Toulouse : démission sur la liste des Européennes de Jean-Luc Mélenchon

C’est le deuxième départ en moins de deux mois. Une jeune toulousaine se retire de la liste de Jean-Luc Mélenchon pour les élections européennes.

 

En juillet dernier, un proche de Jean-Luc Mélenchon a claqué la porte. Le conseil régional d’Occitanie, Liêm Hoang Ngoc conteste la composition de la liste de Jean-Luc Mélenchon pour les prochaines Européennes. L’économiste de la France Insoumise s’est retiré du casting. Une jeune toulousaine, Ninon Gillet, fait de même. La composition n’est pas arrêtée. Cet automne, un comité électoral doit désigner la tête de liste et se prononcer sur 13 candidatures d’ouverture. Pourtant les listes « hommes » et « femmes » ont été adoptées par les adhérents de la France Insoumise…

Une jeune toulousaine figure en 26ème position dans ces désignations. C’est une première investiture pour Ninon Gillet. Mais l’expérience s’arrête avant d’avoir débuter. Voici sa lettre ouverte :

Lettre ouverte aux membres de la direction de la France Insoumise pour un débat sur la stratégie référendaire des Européennes et la gouvernance démocratique du Mouvement

 

Je suis Ninon GILLET, placée à la 26ème femme des candidates sur la liste provisoire la France Insoumise pour les élections européennes de mai 2019.

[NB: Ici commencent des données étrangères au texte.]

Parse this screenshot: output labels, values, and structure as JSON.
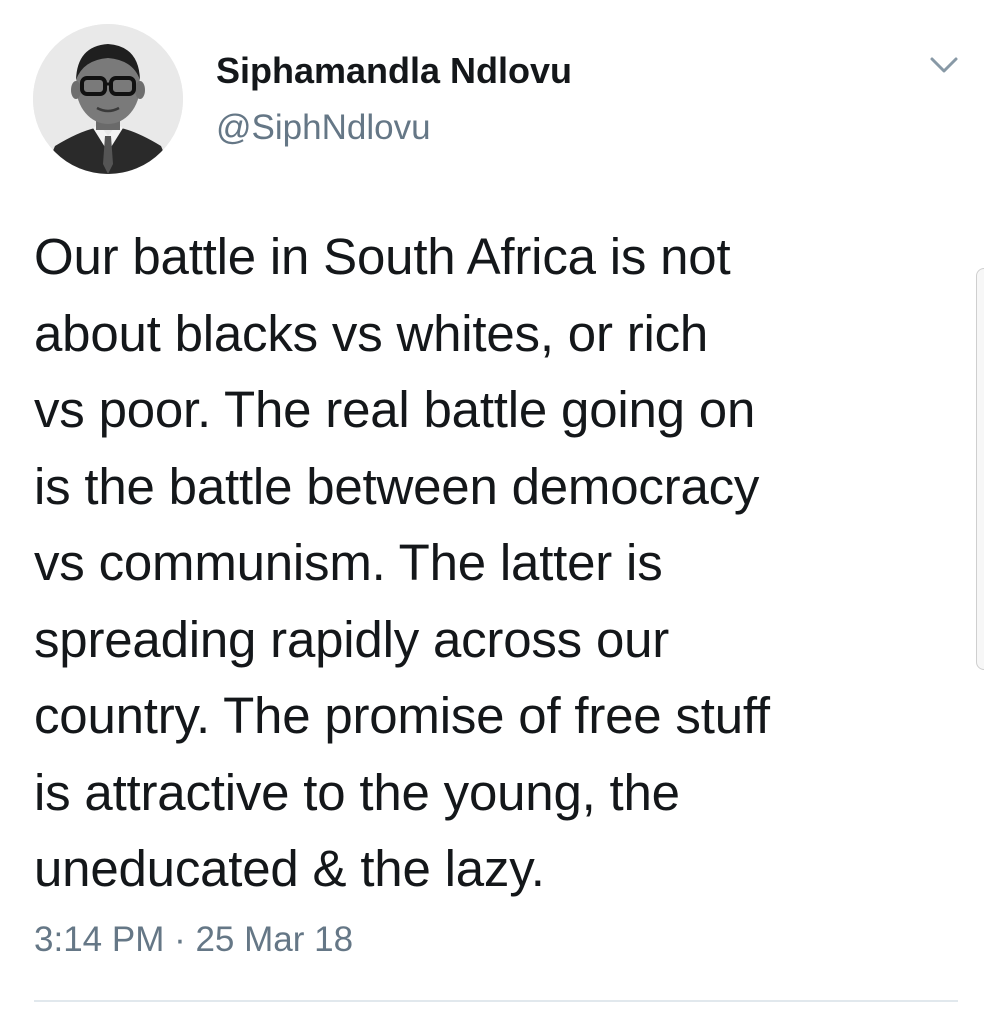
{
  "tweet": {
    "author": {
      "display_name": "Siphamandla Ndlovu",
      "handle": "@SiphNdlovu",
      "avatar_icon": "profile-photo"
    },
    "menu_icon": "chevron-down-icon",
    "text_lines": [
      "Our battle in South Africa is not",
      "about blacks vs whites, or rich",
      "vs poor. The real battle going on",
      "is the battle between democracy",
      "vs communism. The latter is",
      "spreading rapidly across our",
      "country. The promise of free stuff",
      "is attractive to the young, the",
      "uneducated & the lazy."
    ],
    "time": "3:14 PM",
    "separator": " · ",
    "date": "25 Mar 18"
  },
  "colors": {
    "text": "#14171a",
    "secondary": "#657786",
    "divider": "#e1e8ed"
  }
}
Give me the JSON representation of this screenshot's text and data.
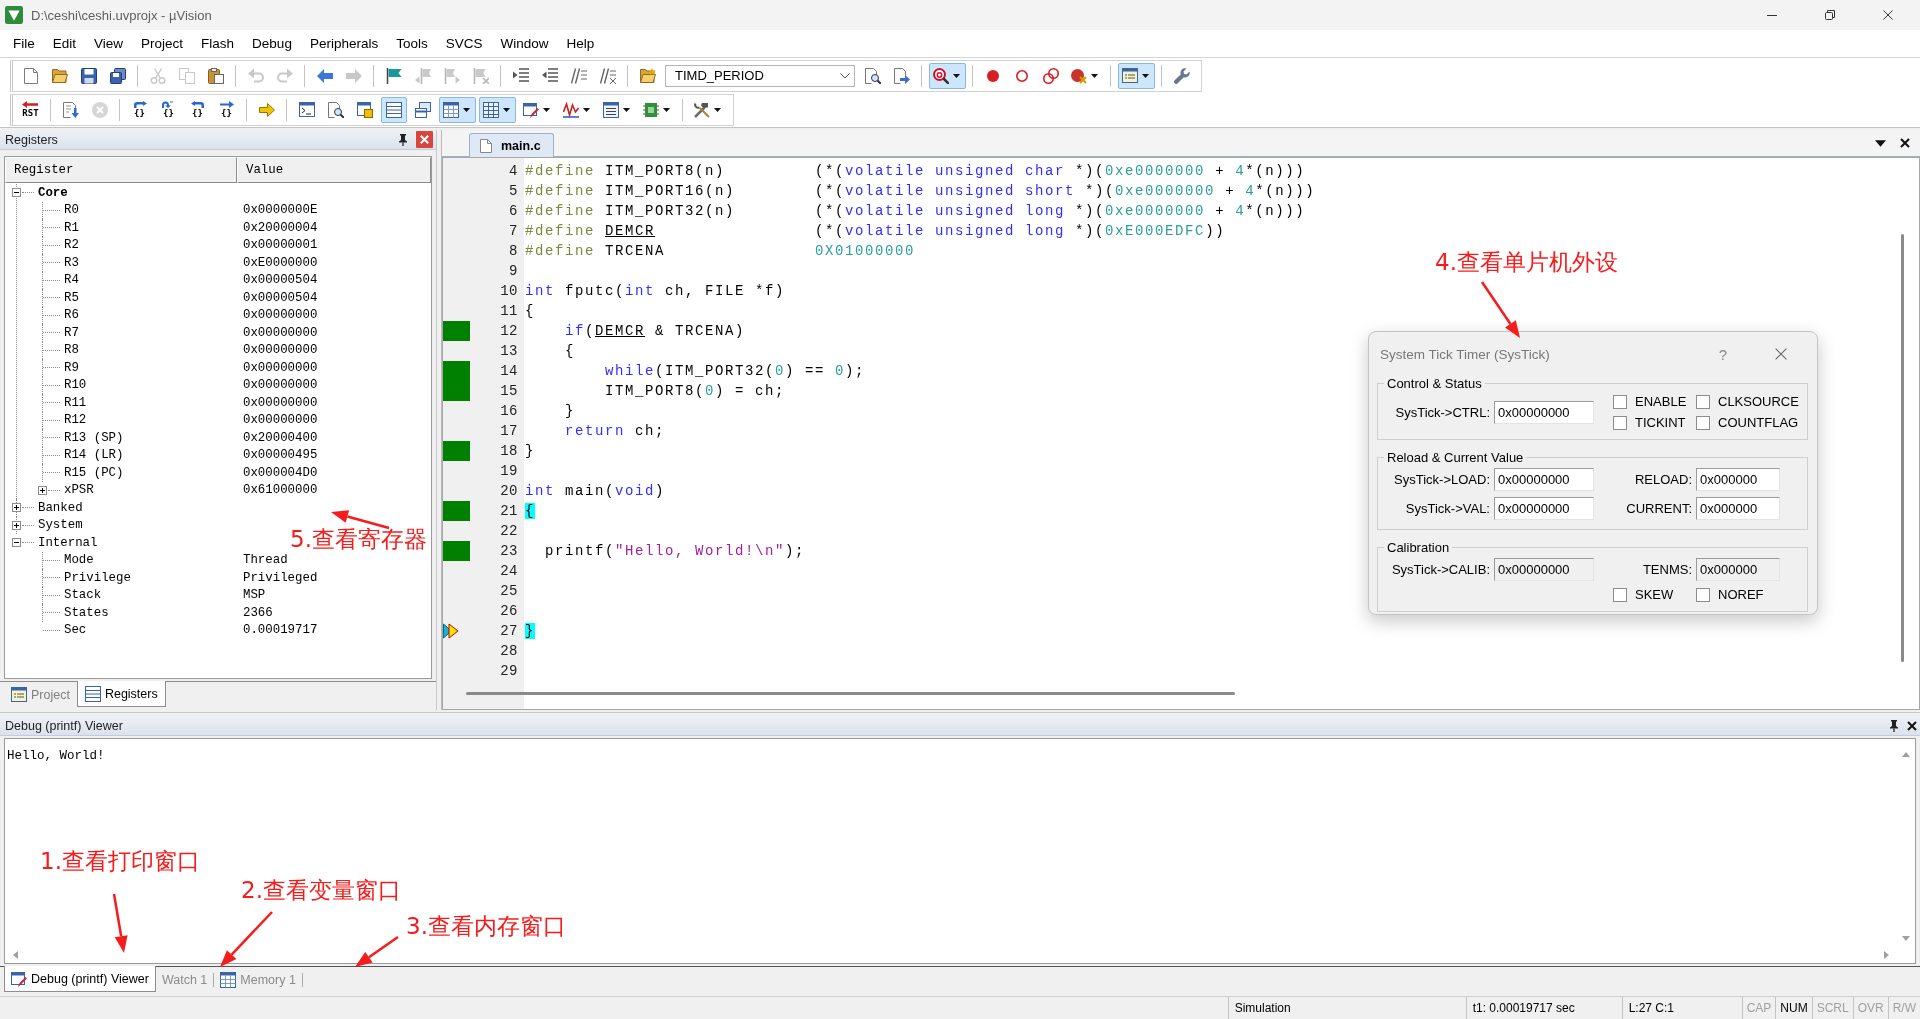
{
  "window": {
    "title": "D:\\ceshi\\ceshi.uvprojx - µVision"
  },
  "menu": [
    "File",
    "Edit",
    "View",
    "Project",
    "Flash",
    "Debug",
    "Peripherals",
    "Tools",
    "SVCS",
    "Window",
    "Help"
  ],
  "toolbars": [
    {
      "items": [
        {
          "kind": "button",
          "pressed": false,
          "disabled": false,
          "menu": false
        },
        {
          "kind": "button",
          "pressed": false,
          "disabled": false,
          "menu": false
        },
        {
          "kind": "button",
          "pressed": false,
          "disabled": false,
          "menu": false
        },
        {
          "kind": "button",
          "pressed": false,
          "disabled": false,
          "menu": false
        },
        {
          "kind": "separator"
        },
        {
          "kind": "button",
          "pressed": false,
          "disabled": true,
          "menu": false
        },
        {
          "kind": "button",
          "pressed": false,
          "disabled": true,
          "menu": false
        },
        {
          "kind": "button",
          "pressed": false,
          "disabled": false,
          "menu": false
        },
        {
          "kind": "separator"
        },
        {
          "kind": "button",
          "pressed": false,
          "disabled": true,
          "menu": false
        },
        {
          "kind": "button",
          "pressed": false,
          "disabled": true,
          "menu": false
        },
        {
          "kind": "separator"
        },
        {
          "kind": "button",
          "pressed": false,
          "disabled": false,
          "menu": false
        },
        {
          "kind": "button",
          "pressed": false,
          "disabled": true,
          "menu": false
        },
        {
          "kind": "separator"
        },
        {
          "kind": "button",
          "pressed": false,
          "disabled": false,
          "menu": false
        },
        {
          "kind": "button",
          "pressed": false,
          "disabled": true,
          "menu": false
        },
        {
          "kind": "button",
          "pressed": false,
          "disabled": true,
          "menu": false
        },
        {
          "kind": "button",
          "pressed": false,
          "disabled": true,
          "menu": false
        },
        {
          "kind": "separator"
        },
        {
          "kind": "button",
          "pressed": false,
          "disabled": false,
          "menu": false
        },
        {
          "kind": "button",
          "pressed": false,
          "disabled": false,
          "menu": false
        },
        {
          "kind": "button",
          "pressed": false,
          "disabled": false,
          "menu": false
        },
        {
          "kind": "button",
          "pressed": false,
          "disabled": false,
          "menu": false
        },
        {
          "kind": "separator"
        },
        {
          "kind": "button",
          "pressed": false,
          "disabled": false,
          "menu": false
        },
        {
          "kind": "combo",
          "value": "TIMD_PERIOD"
        },
        {
          "kind": "button",
          "pressed": false,
          "disabled": false,
          "menu": false
        },
        {
          "kind": "button",
          "pressed": false,
          "disabled": false,
          "menu": false
        },
        {
          "kind": "separator"
        },
        {
          "kind": "button",
          "pressed": true,
          "disabled": false,
          "menu": true
        },
        {
          "kind": "separator"
        },
        {
          "kind": "button",
          "pressed": false,
          "disabled": false,
          "menu": false
        },
        {
          "kind": "button",
          "pressed": false,
          "disabled": false,
          "menu": false
        },
        {
          "kind": "button",
          "pressed": false,
          "disabled": false,
          "menu": false
        },
        {
          "kind": "button",
          "pressed": false,
          "disabled": false,
          "menu": true
        },
        {
          "kind": "separator"
        },
        {
          "kind": "button",
          "pressed": true,
          "disabled": false,
          "menu": true
        },
        {
          "kind": "separator"
        },
        {
          "kind": "button",
          "pressed": false,
          "disabled": false,
          "menu": false
        }
      ]
    },
    {
      "items": [
        {
          "kind": "button",
          "label": "RST",
          "pressed": false,
          "disabled": false,
          "menu": false
        },
        {
          "kind": "separator"
        },
        {
          "kind": "button",
          "pressed": false,
          "disabled": false,
          "menu": false
        },
        {
          "kind": "button",
          "pressed": false,
          "disabled": true,
          "menu": false
        },
        {
          "kind": "separator"
        },
        {
          "kind": "button",
          "label": "{}",
          "pressed": false,
          "disabled": false,
          "menu": false
        },
        {
          "kind": "button",
          "label": "{}",
          "pressed": false,
          "disabled": false,
          "menu": false
        },
        {
          "kind": "button",
          "label": "{}",
          "pressed": false,
          "disabled": false,
          "menu": false
        },
        {
          "kind": "button",
          "label": "{}",
          "pressed": false,
          "disabled": false,
          "menu": false
        },
        {
          "kind": "separator"
        },
        {
          "kind": "button",
          "pressed": false,
          "disabled": false,
          "menu": false
        },
        {
          "kind": "separator"
        },
        {
          "kind": "button",
          "pressed": false,
          "disabled": false,
          "menu": false
        },
        {
          "kind": "button",
          "pressed": false,
          "disabled": false,
          "menu": false
        },
        {
          "kind": "button",
          "pressed": false,
          "disabled": false,
          "menu": false
        },
        {
          "kind": "button",
          "pressed": true,
          "disabled": false,
          "menu": false
        },
        {
          "kind": "button",
          "pressed": false,
          "disabled": false,
          "menu": false
        },
        {
          "kind": "button",
          "pressed": true,
          "disabled": false,
          "menu": true
        },
        {
          "kind": "button",
          "pressed": true,
          "disabled": false,
          "menu": true
        },
        {
          "kind": "button",
          "pressed": false,
          "disabled": false,
          "menu": true
        },
        {
          "kind": "button",
          "pressed": false,
          "disabled": false,
          "menu": true
        },
        {
          "kind": "button",
          "pressed": false,
          "disabled": false,
          "menu": true
        },
        {
          "kind": "button",
          "pressed": false,
          "disabled": false,
          "menu": true
        },
        {
          "kind": "separator"
        },
        {
          "kind": "button",
          "pressed": false,
          "disabled": false,
          "menu": true
        }
      ]
    }
  ],
  "registers_panel": {
    "title": "Registers",
    "columns": [
      "Register",
      "Value"
    ],
    "tree": [
      {
        "name": "Core",
        "bold": true,
        "expanded": true,
        "children": [
          {
            "name": "R0",
            "value": "0x0000000E"
          },
          {
            "name": "R1",
            "value": "0x20000004"
          },
          {
            "name": "R2",
            "value": "0x00000001"
          },
          {
            "name": "R3",
            "value": "0xE0000000"
          },
          {
            "name": "R4",
            "value": "0x00000504"
          },
          {
            "name": "R5",
            "value": "0x00000504"
          },
          {
            "name": "R6",
            "value": "0x00000000"
          },
          {
            "name": "R7",
            "value": "0x00000000"
          },
          {
            "name": "R8",
            "value": "0x00000000"
          },
          {
            "name": "R9",
            "value": "0x00000000"
          },
          {
            "name": "R10",
            "value": "0x00000000"
          },
          {
            "name": "R11",
            "value": "0x00000000"
          },
          {
            "name": "R12",
            "value": "0x00000000"
          },
          {
            "name": "R13 (SP)",
            "value": "0x20000400"
          },
          {
            "name": "R14 (LR)",
            "value": "0x00000495"
          },
          {
            "name": "R15 (PC)",
            "value": "0x000004D0"
          },
          {
            "name": "xPSR",
            "value": "0x61000000",
            "expanded": false
          }
        ]
      },
      {
        "name": "Banked",
        "bold": false,
        "expanded": false
      },
      {
        "name": "System",
        "bold": false,
        "expanded": false
      },
      {
        "name": "Internal",
        "bold": false,
        "expanded": true,
        "children": [
          {
            "name": "Mode",
            "value": "Thread"
          },
          {
            "name": "Privilege",
            "value": "Privileged"
          },
          {
            "name": "Stack",
            "value": "MSP"
          },
          {
            "name": "States",
            "value": "2366"
          },
          {
            "name": "Sec",
            "value": "0.00019717"
          }
        ]
      }
    ],
    "tabs": [
      {
        "label": "Project",
        "selected": false
      },
      {
        "label": "Registers",
        "selected": true
      }
    ]
  },
  "editor": {
    "tabs": [
      {
        "label": "main.c",
        "selected": true
      }
    ],
    "lines": [
      {
        "number": "4",
        "executed": false,
        "current": false,
        "tokens": [
          {
            "kind": "directive",
            "text": "#define"
          },
          {
            "kind": "plain",
            "text": " ITM_PORT8(n)         (*("
          },
          {
            "kind": "keyword",
            "text": "volatile unsigned char"
          },
          {
            "kind": "plain",
            "text": " *)("
          },
          {
            "kind": "number",
            "text": "0xe0000000"
          },
          {
            "kind": "plain",
            "text": " + "
          },
          {
            "kind": "number",
            "text": "4"
          },
          {
            "kind": "plain",
            "text": "*(n)))"
          }
        ]
      },
      {
        "number": "5",
        "executed": false,
        "current": false,
        "tokens": [
          {
            "kind": "directive",
            "text": "#define"
          },
          {
            "kind": "plain",
            "text": " ITM_PORT16(n)        (*("
          },
          {
            "kind": "keyword",
            "text": "volatile unsigned short"
          },
          {
            "kind": "plain",
            "text": " *)("
          },
          {
            "kind": "number",
            "text": "0xe0000000"
          },
          {
            "kind": "plain",
            "text": " + "
          },
          {
            "kind": "number",
            "text": "4"
          },
          {
            "kind": "plain",
            "text": "*(n)))"
          }
        ]
      },
      {
        "number": "6",
        "executed": false,
        "current": false,
        "tokens": [
          {
            "kind": "directive",
            "text": "#define"
          },
          {
            "kind": "plain",
            "text": " ITM_PORT32(n)        (*("
          },
          {
            "kind": "keyword",
            "text": "volatile unsigned long"
          },
          {
            "kind": "plain",
            "text": " *)("
          },
          {
            "kind": "number",
            "text": "0xe0000000"
          },
          {
            "kind": "plain",
            "text": " + "
          },
          {
            "kind": "number",
            "text": "4"
          },
          {
            "kind": "plain",
            "text": "*(n)))"
          }
        ]
      },
      {
        "number": "7",
        "executed": false,
        "current": false,
        "tokens": [
          {
            "kind": "directive",
            "text": "#define "
          },
          {
            "kind": "underlined",
            "text": "DEMCR"
          },
          {
            "kind": "plain",
            "text": "                (*("
          },
          {
            "kind": "keyword",
            "text": "volatile unsigned long"
          },
          {
            "kind": "plain",
            "text": " *)("
          },
          {
            "kind": "number",
            "text": "0xE000EDFC"
          },
          {
            "kind": "plain",
            "text": "))"
          }
        ]
      },
      {
        "number": "8",
        "executed": false,
        "current": false,
        "tokens": [
          {
            "kind": "directive",
            "text": "#define"
          },
          {
            "kind": "plain",
            "text": " TRCENA               "
          },
          {
            "kind": "number",
            "text": "0X01000000"
          }
        ]
      },
      {
        "number": "9",
        "executed": false,
        "current": false
      },
      {
        "number": "10",
        "executed": false,
        "current": false,
        "tokens": [
          {
            "kind": "keyword",
            "text": "int"
          },
          {
            "kind": "plain",
            "text": " fputc("
          },
          {
            "kind": "keyword",
            "text": "int"
          },
          {
            "kind": "plain",
            "text": " ch, FILE *f)"
          }
        ]
      },
      {
        "number": "11",
        "executed": false,
        "current": false,
        "tokens": [
          {
            "kind": "plain",
            "text": "{"
          }
        ]
      },
      {
        "number": "12",
        "executed": true,
        "current": false,
        "tokens": [
          {
            "kind": "keyword",
            "text": "    if"
          },
          {
            "kind": "plain",
            "text": "("
          },
          {
            "kind": "underlined",
            "text": "DEMCR"
          },
          {
            "kind": "plain",
            "text": " & TRCENA)"
          }
        ]
      },
      {
        "number": "13",
        "executed": false,
        "current": false,
        "tokens": [
          {
            "kind": "plain",
            "text": "    {"
          }
        ]
      },
      {
        "number": "14",
        "executed": true,
        "current": false,
        "tokens": [
          {
            "kind": "keyword",
            "text": "        while"
          },
          {
            "kind": "plain",
            "text": "(ITM_PORT32("
          },
          {
            "kind": "number",
            "text": "0"
          },
          {
            "kind": "plain",
            "text": ") == "
          },
          {
            "kind": "number",
            "text": "0"
          },
          {
            "kind": "plain",
            "text": ");"
          }
        ]
      },
      {
        "number": "15",
        "executed": true,
        "current": false,
        "tokens": [
          {
            "kind": "plain",
            "text": "        ITM_PORT8("
          },
          {
            "kind": "number",
            "text": "0"
          },
          {
            "kind": "plain",
            "text": ") = ch;"
          }
        ]
      },
      {
        "number": "16",
        "executed": false,
        "current": false,
        "tokens": [
          {
            "kind": "plain",
            "text": "    }"
          }
        ]
      },
      {
        "number": "17",
        "executed": false,
        "current": false,
        "tokens": [
          {
            "kind": "keyword",
            "text": "    return"
          },
          {
            "kind": "plain",
            "text": " ch;"
          }
        ]
      },
      {
        "number": "18",
        "executed": true,
        "current": false,
        "tokens": [
          {
            "kind": "plain",
            "text": "}"
          }
        ]
      },
      {
        "number": "19",
        "executed": false,
        "current": false
      },
      {
        "number": "20",
        "executed": false,
        "current": false,
        "tokens": [
          {
            "kind": "keyword",
            "text": "int"
          },
          {
            "kind": "plain",
            "text": " main("
          },
          {
            "kind": "keyword",
            "text": "void"
          },
          {
            "kind": "plain",
            "text": ")"
          }
        ]
      },
      {
        "number": "21",
        "executed": true,
        "current": false,
        "tokens": [
          {
            "kind": "highlighted",
            "text": "{"
          }
        ]
      },
      {
        "number": "22",
        "executed": false,
        "current": false
      },
      {
        "number": "23",
        "executed": true,
        "current": false,
        "tokens": [
          {
            "kind": "plain",
            "text": "  printf("
          },
          {
            "kind": "string",
            "text": "\"Hello, World!\\n\""
          },
          {
            "kind": "plain",
            "text": ");"
          }
        ]
      },
      {
        "number": "24",
        "executed": false,
        "current": false
      },
      {
        "number": "25",
        "executed": false,
        "current": false
      },
      {
        "number": "26",
        "executed": false,
        "current": false
      },
      {
        "number": "27",
        "executed": false,
        "current": true,
        "tokens": [
          {
            "kind": "highlighted",
            "text": "}"
          }
        ]
      },
      {
        "number": "28",
        "executed": false,
        "current": false
      },
      {
        "number": "29",
        "executed": false,
        "current": false
      }
    ]
  },
  "systick_dialog": {
    "title": "System Tick Timer (SysTick)",
    "help": "?",
    "groups": [
      {
        "title": "Control & Status",
        "fields": [
          {
            "label": "SysTick->CTRL:",
            "value": "0x00000000",
            "disabled": false
          }
        ],
        "checkboxes": [
          {
            "label": "ENABLE",
            "checked": false
          },
          {
            "label": "CLKSOURCE",
            "checked": false
          },
          {
            "label": "TICKINT",
            "checked": false
          },
          {
            "label": "COUNTFLAG",
            "checked": false
          }
        ]
      },
      {
        "title": "Reload & Current Value",
        "fields": [
          {
            "label": "SysTick->LOAD:",
            "value": "0x00000000",
            "disabled": false
          },
          {
            "label": "RELOAD:",
            "value": "0x000000",
            "disabled": false
          },
          {
            "label": "SysTick->VAL:",
            "value": "0x00000000",
            "disabled": false
          },
          {
            "label": "CURRENT:",
            "value": "0x000000",
            "disabled": false
          }
        ]
      },
      {
        "title": "Calibration",
        "fields": [
          {
            "label": "SysTick->CALIB:",
            "value": "0x00000000",
            "disabled": true
          },
          {
            "label": "TENMS:",
            "value": "0x000000",
            "disabled": true
          }
        ],
        "checkboxes": [
          {
            "label": "SKEW",
            "checked": false
          },
          {
            "label": "NOREF",
            "checked": false
          }
        ]
      }
    ]
  },
  "debug_viewer": {
    "title": "Debug (printf) Viewer",
    "output": "Hello, World!",
    "tabs": [
      {
        "label": "Debug (printf) Viewer",
        "selected": true
      },
      {
        "label": "Watch 1",
        "selected": false
      },
      {
        "label": "Memory 1",
        "selected": false
      }
    ]
  },
  "status_bar": {
    "mode": "Simulation",
    "time": "t1: 0.00019717 sec",
    "cursor": "L:27 C:1",
    "indicators": [
      {
        "label": "CAP",
        "on": false
      },
      {
        "label": "NUM",
        "on": true
      },
      {
        "label": "SCRL",
        "on": false
      },
      {
        "label": "OVR",
        "on": false
      },
      {
        "label": "R/W",
        "on": false
      }
    ]
  },
  "annotations": [
    {
      "text": "4.查看单片机外设"
    },
    {
      "text": "5.查看寄存器"
    },
    {
      "text": "1.查看打印窗口"
    },
    {
      "text": "2.查看变量窗口"
    },
    {
      "text": "3.查看内存窗口"
    }
  ]
}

Ecologiste et féministe, j’ai rejoint la France Insoumise à l’été 2016 puis le groupe d’action de Colombes en novembre de la même année. En juin 2017, je retourne dans ma ville natale en Haute Garonne où je me rattache au groupe d’action de Léguevin et le groupe thématique des Féministes insoumis.es de Toulouse. Lors de l’ouverture des candidatures aux élections européennes, je propose la mienne et suis retenue à l’issue du processus de désignation.

Mal à l’aise lors de la polémique qui émerge lors du vote de la liste qui sera finalement validée par les Insoumis.es. J’ai dû mal pour répondre à cette polémique et je commence à me poser des questions.

Le départ de Liêm Hoang Ngoc solde l’absence d’économistes dans la bataille pour les Européennes. D’autres personnes importantes pour le programme ne figurent pas en position éligible (Djordje Kuzmanovic, par exemple) et d’autres personnes que l’on ne connaissait pas font apparition sans accord ni recherche d’accord de la part des Insoumis.es. Un certain flou règne quant aux personnes qui oriente à la tête du mouvement. On tend à s’éloigner du mouvement vanté lors de la Présidentielle 2017 par Jean Luc Mélenchon et son équipe.

Loin de moi l’envie de remettre en question les idées et le programme. Mais l’opacité qui s’installe à la tête du mouvement et le défaut qualitatif de la gouvernance démocratique au sein de celui-ci me font sortir de mon silence.

Je ne m’inscris pas dans la stratégie mise en place lors des Amfis de Marseille de faire de cette élection une stratégie d’opposition nationale. Face aux rassemblements des droites partout en Europe (Italie, Suède, Allemagne, Hongrie, Pologne, Croatie, Autriche…) et la stratégie de la République En Marche de s’imposer comme seule barrière à cette monté de la Réaction libérale-conservatrice en Europe, notre stratégie n’est pas à la hauteur de l’exigence.

Nous devons mettre en avant notre programme. Nous devons proposer autre chose pour l’Europe. De plus en plus, le plan B ne fait plus partie du tableau. En tant que candidate aujourd’hui je me demande quel est notre programme et si pendant toute la campagne présidentielle je n’ai pas comme beaucoup d’autre menti aux électeurs.rices sur notre stratégie européenne.

Tant qu’un espace de débat ne sera pas installé au sein du mouvement de la France insoumise et tant que notre stratégie se résumera en une opposition à Macron, je ne pourrais être candidate et représenter sincèrement les insoumis.es dans cette élection.

C’est pourquoi aujourd’hui, j’annonce que je quitte la liste La France Insoumise pour les Européennes et j’invite toutes les personnes partageant mes doutes à nous rejoindre dans cette exigence de débat.

Je finirai par cette citation du cardinal de Retz adaptée au contexte : « On ne sort de l’ambiguïté qu’à ses dépens » et plus l’ambiguïté grandit et dure, plus la sortie est problématique.